Let us consider the circumstantial evidence.
- Everything about Hugo voting and nomination in 2023 was late and difficult to use. Access to voting was spotty. We do not need to assume there were difficulties because we all saw that there were difficulties. Some of these were due to circumstances in particular the known difficulty of data exchange across the internet borders with China and the more complex nature of works in two different languages.
- Less objectively, I had the impression from the US based members of the con committee that they were less interested in the Hugo Awards and more interested in the complexity of what was a genuinely impressive in-person convention in a newly built venue. Pulling that off in time would have been a challenge in itself and other elements of the Worldcon would have been lower priority as a result.
- We know that the finalist results were late. We know that a set of finalists was sort of published but that it had multiple errors in it and had to be fixed up. We know therefore that this was a process that was both delayed and rushed and had QA and version control issues.
- We know that the published nomination total was larger than the final vote total before any stats were published. This looked like an anomaly. It remains odd. (Yes, we can imagine reasons for it but it remains weird).
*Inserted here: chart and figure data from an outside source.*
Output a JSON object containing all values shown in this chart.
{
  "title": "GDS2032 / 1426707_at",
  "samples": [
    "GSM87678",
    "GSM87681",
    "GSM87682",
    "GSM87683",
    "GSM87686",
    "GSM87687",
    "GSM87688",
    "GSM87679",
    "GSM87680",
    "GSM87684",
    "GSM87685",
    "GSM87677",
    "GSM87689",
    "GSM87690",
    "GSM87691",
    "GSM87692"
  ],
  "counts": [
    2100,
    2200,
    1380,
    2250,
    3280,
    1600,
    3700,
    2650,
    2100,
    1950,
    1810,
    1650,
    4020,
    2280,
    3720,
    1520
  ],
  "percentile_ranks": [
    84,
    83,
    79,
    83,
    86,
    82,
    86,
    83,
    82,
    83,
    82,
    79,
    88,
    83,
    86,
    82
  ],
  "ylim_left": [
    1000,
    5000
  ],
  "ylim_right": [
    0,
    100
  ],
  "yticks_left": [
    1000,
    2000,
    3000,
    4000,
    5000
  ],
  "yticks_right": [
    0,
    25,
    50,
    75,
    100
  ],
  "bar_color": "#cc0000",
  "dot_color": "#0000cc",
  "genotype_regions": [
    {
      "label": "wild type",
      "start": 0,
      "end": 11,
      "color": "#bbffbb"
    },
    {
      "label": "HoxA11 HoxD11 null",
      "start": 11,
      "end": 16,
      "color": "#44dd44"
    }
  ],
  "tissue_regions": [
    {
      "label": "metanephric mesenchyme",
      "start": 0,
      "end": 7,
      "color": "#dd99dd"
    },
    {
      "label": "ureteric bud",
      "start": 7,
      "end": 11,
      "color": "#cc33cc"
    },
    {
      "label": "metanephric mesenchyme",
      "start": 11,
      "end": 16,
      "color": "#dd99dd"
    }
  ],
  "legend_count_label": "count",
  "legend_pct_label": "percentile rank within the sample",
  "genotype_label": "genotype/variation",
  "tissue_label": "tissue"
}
- Both the final voting figures and the nomination figures were delayed being published. Both sets of data were not ready to be seen by voters in the immediate aftermath of the awards. That definitely means the stats were not in a clean state for public consumption - extra QA and tidying needed to be done which implies that the level of QA that had been done prior to the release of the finalists and the release of the winners was "only just" good enough for that purpose i.e. they got the nomination stats to a point where they could say "here are the finalists" (only just) and then later the winners were in a similar state.
- There were admitted errors in the nomination stats when released (Turing Food Court)
- The EPH totals are inconsistent with the vote totals (Marshall's observation). This is a definite error. It might just be a typo in the published total but even that implies poor QA of the data even at this point.
- I am 90% sure there are other cases of long list nominees having copy-and-paste errors based on the way EPH votes spread. I think some Chinese-language nominees have been accidentally listed as English-language nominees.
- Many people have suggested that Dave McCarty's responses are more than just him being unpleasant but that he is providing cover for other members of the committee. This is usually framed in terms of sinister aspects of CCP censorship which I remain sceptical of but who knows. However, Dave is covering up for mistakes made by a team that he should have been supervising more closely but didn't - well, heck, that makes a bunch of sense to me. It is the sort of mix of self-interest and self-perceived altruism (defending one's team) that humans do
Cons: This does not explain the "cliff". To some extent, the accidental release of the incorrect finalist creates one issue for the hypothesis - people at the time noticed Babel wasn't on the list, which means if it was accidentally left off initially the Hugo team did get a big hint. The theory requires a whole bunch of things to have happened and a series of attempts to deal with them with quick fixes. Maybe data was lost and so maybe that explains the Cliff in some categories.
I don't like that it requires a whole bunch of different things to have happened but then ALL of the hypotheses/conspiracy theories I've seen need a whole bunch of things to have happened and THERE REALLY IS A WHOLE BUNCH of observable issues here that don't add up to a whole (incorrect totals, the cliffs, the delays, the obfuscation and, of course, the ineligibles). What I do like is that we have a single disaster movie-like underlying cause. A ship accidentally steers near some rocks and tries to fix its course and that makes things worse etc.
Except...surely this would be less damaging for the Chengdu Worldcon to admit to than all the other things people are currently imagining? Heck, if people thought I was involved in some weird corruption involving Communist Party censorship of Neil Gaiman, I'd be loudly announcing "No, no, I'm just a complete fuck-up and messed up all the data!". Even more so given that the "Communist Party censorship of Neil Gaiman" is looking not bat-shit crazy as a theory at the moment.